Few plays in hockey draw a bigger reaction than a glove save. There’s just something about the big leather mitt snatching a puck out of midair that gets fans and players going.
Jhonas Enroth’s glove has been hot all week. He hasn’t been shy about showing it off.
The Buffalo Sabres’ backup goaltender brazenly waved the leather back and forth after several stellar catches in training camp, demonstrating to the shooters who had the edge.
“It was pretty funny,” Enroth said Wednesday. “Guys were giving me a little [grief] after, but it was a good glove day, for sure.
“I’ve been here for a couple years, and I’m starting to feel a bit more comfortable with stuff like that. Outside the rink, too, I’m more comfortable after being here for a while now. I’m starting to feel more at home.”
While he’s more comfortable in Buffalo, he knows he shouldn’t get too accustomed to being in the crease. Coach Lindy Ruff has already penciled in Ryan Miller for about 38 of the team’s 48 games.
Enroth watched most of last season from the bench, too, especially after Miller got hot. Enroth made just three starts from Jan. 19 to the season finale April 7. He made 22 starts in 26 appearances, going 8-11-4.
This season will be a little different, though. The schedule is compressed, and no one should benefit more in Buffalo than Enroth. Even if Miller starts four of every five games, Enroth will be idle only seven to 10 days rather than the two or three weeks he’d sit in a normal calendar.
“It’s a lot of games in a short period of time, so it’s good for me, I guess,” he said. “I’m excited to start playing games again.”
Enroth went home to Sweden during the lockout and signed with a team in the country’s second division. He played 12 games, including one that he’d rather forget. He and his Almtuna teammates hopped on the bus early on a Sunday morning, rode for eight hours, suffered a 4-1 loss and came all the way back home.
“It was a bad day for us,” the 24-year-old said.
He had a few with Buffalo. While he improved his goals-against average (2.70) and save percentage (.917) from the previous season, he went 0-8-3 in his last 11 decisions. That won’t cut it this year, especially if he gets only a dozen starts or so.
“We’re going to have to use both guys, and both guys are going to have to win us games,” Ruff said. “We know when we’re starting to play the heavy parts of the schedule your goaltender needs a break. You can ride him, but what a luxury if Jhonas can step in and win games for us.”
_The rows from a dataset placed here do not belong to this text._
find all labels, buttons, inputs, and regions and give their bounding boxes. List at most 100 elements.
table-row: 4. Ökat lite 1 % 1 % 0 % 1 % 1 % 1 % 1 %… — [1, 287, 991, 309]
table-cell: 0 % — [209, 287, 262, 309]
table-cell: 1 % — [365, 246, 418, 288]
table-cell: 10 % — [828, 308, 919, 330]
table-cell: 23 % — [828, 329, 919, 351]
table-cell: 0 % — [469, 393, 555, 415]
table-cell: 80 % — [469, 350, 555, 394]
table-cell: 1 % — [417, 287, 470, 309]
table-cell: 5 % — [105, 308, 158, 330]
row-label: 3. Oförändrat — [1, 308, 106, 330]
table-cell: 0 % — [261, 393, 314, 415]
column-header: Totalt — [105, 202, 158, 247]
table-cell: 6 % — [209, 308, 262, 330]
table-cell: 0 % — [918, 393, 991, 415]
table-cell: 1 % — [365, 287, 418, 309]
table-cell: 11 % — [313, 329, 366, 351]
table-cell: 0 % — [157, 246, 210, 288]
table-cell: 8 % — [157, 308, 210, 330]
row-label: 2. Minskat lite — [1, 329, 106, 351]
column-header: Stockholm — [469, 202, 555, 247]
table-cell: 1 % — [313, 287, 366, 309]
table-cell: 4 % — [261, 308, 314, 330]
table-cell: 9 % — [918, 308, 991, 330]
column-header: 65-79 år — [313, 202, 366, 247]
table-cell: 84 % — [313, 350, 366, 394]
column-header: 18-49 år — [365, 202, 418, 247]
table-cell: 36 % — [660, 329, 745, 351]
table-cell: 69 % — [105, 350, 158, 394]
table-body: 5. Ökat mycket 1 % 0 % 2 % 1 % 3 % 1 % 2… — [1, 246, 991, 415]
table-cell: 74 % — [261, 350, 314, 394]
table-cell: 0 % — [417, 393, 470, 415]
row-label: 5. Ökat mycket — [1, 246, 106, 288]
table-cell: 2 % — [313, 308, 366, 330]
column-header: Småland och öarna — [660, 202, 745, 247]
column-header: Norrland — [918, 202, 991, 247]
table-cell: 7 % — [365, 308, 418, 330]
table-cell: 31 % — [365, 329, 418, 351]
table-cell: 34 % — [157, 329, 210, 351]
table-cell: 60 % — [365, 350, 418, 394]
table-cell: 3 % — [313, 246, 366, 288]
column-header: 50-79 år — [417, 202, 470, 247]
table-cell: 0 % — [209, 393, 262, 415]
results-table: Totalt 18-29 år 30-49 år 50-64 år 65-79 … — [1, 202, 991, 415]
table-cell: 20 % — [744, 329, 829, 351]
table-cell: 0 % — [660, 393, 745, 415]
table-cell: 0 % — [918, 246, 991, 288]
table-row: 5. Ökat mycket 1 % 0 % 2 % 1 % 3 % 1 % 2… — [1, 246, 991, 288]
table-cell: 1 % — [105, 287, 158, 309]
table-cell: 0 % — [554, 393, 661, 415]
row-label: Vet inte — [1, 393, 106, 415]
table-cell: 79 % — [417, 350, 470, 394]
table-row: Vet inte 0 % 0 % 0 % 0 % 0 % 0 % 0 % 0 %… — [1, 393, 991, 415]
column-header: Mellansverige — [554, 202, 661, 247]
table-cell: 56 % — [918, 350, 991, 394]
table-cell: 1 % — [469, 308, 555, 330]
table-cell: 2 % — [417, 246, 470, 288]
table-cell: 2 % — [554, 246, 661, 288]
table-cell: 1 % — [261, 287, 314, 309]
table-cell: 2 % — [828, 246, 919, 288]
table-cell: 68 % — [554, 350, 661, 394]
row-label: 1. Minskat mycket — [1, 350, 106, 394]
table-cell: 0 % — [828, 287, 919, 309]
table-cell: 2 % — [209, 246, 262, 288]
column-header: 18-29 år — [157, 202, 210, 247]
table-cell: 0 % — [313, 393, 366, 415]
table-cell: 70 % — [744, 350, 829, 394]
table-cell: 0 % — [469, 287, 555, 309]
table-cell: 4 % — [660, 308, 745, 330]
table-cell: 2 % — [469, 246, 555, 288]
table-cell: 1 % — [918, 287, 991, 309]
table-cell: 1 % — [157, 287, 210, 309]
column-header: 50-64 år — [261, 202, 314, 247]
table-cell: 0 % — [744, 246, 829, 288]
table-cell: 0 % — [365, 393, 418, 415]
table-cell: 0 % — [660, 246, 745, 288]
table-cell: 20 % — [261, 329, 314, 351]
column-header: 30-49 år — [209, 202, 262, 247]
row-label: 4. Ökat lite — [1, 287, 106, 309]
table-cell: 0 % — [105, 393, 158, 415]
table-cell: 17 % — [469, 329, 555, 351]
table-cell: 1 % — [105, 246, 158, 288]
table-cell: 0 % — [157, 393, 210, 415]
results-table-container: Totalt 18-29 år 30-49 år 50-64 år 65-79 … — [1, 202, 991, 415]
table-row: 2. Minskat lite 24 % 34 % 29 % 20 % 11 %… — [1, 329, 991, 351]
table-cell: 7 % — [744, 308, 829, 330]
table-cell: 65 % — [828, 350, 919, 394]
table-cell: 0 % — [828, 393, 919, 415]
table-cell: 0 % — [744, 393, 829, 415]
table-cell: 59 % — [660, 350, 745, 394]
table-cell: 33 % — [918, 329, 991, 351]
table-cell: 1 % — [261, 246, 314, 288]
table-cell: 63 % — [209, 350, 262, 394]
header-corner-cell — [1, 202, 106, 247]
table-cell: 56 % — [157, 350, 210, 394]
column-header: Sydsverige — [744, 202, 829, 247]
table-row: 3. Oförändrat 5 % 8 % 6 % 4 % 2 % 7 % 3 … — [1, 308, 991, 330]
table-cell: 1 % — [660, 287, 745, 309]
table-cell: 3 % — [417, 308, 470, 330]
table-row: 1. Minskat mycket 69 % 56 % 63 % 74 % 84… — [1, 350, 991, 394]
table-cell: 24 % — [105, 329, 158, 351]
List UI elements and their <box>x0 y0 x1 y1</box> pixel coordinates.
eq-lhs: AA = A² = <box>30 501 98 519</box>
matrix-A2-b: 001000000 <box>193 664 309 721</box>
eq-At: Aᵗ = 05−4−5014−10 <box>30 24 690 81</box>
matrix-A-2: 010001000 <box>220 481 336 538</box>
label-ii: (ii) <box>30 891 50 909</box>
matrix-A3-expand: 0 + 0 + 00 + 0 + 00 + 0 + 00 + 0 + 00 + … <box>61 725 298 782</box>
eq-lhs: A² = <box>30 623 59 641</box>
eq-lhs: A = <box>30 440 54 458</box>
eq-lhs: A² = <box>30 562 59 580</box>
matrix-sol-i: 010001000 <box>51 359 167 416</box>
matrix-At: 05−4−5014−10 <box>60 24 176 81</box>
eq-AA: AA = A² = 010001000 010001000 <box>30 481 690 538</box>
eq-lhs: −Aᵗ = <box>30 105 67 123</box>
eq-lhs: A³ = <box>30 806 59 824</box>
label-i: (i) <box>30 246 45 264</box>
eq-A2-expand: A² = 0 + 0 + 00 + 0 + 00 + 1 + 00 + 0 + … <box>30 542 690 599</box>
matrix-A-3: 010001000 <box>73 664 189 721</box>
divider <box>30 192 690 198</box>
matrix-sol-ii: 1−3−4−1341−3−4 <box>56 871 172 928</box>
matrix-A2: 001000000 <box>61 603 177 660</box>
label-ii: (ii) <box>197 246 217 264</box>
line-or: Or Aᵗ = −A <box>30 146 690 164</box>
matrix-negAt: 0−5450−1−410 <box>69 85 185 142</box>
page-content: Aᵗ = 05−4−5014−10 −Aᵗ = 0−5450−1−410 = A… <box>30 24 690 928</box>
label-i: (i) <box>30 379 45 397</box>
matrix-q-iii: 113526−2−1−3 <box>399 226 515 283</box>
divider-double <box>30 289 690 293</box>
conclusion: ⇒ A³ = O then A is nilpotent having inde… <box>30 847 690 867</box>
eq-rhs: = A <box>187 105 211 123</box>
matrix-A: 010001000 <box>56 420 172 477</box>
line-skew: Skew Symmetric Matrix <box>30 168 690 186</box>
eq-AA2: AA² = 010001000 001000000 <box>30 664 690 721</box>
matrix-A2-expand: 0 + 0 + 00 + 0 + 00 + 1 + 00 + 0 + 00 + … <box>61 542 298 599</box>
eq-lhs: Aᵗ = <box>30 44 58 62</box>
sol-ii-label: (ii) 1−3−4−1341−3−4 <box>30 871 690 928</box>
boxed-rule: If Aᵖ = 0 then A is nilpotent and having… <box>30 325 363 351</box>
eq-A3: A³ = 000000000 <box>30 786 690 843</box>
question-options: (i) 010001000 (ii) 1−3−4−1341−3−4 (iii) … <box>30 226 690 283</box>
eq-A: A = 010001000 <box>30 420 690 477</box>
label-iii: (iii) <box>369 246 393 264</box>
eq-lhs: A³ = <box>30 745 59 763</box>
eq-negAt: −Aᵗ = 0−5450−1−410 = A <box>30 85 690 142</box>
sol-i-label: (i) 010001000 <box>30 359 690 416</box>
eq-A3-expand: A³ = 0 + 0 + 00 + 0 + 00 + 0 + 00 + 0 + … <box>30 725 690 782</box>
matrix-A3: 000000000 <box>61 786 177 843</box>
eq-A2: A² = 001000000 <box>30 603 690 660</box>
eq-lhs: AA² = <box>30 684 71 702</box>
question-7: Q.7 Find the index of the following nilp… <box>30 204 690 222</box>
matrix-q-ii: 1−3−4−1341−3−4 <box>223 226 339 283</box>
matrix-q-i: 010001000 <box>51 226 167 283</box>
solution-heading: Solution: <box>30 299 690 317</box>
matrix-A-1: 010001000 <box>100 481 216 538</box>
Said Miller: “I like where his game’s at. I think he’s done a good job making adjustments. It’s good to have him as a partner. If the two of us get going on the type of games we can play, I think we can hold the fort.”
The Sabres have changed their camp schedule and will take today off. They’ll finish with practices from 10:30 a.m. to 12:30 p.m. Friday and Saturday. The public is welcome to both.
The day off coincides with the last waiver period before final rosters must be submitted. The Sabres have 26 players in camp and must get down to 23 before 3 p.m. Friday. Waivers begin at noon and last 24 hours.
Though they’ve participated fully in practice, it’s possible the Sabres could place forwards Nathan Gerbe (back) and Cody McCormick (finger) on injured reserve. If so, they’d have to waive only one player in an attempt to send him to Rochester. That would be only a temporary fix, however, since the return of both seems imminent.
Nearly everyone on the roster would need to clear waivers in order to be sent to Rochester. Several Amerks, including Kevin Porter and Nick Tarnasky, also must go through the waiver process because they’re on NHL contracts.
“We have guys to make decisions on,” said Miller, whose team is carrying 15 forwards, nine defensemen and two goalies. “With that amount of talent, there are some guys in my mind — maybe I shouldn’t even say it because it could spark somebody’s interest — but waivers becomes an issue for some of our guys, so it’s going to be interesting to see what decisions are being made.
“We have a lot of talent here. Everybody in this room can contribute and play a part. It should be interesting.”
The Sabres could send 18-year-old center Mikhail Grigorenko to the Quebec Major Junior Hockey League, but that seems like a long shot. He’s spent the entire week between veteran wingers Steve Ott and Ville Leino, so the Sabres are probably going to give him a five-game tryout before deciding his future.
“It really is the toughest question to answer,” Ruff said. “I just know if we feel he’s ready to help us win, we’ll use those games. We’ll make that decision at the end of the week. If we feel he’s ready, that he can help us win hockey games, he’ll in all likelihood be there.”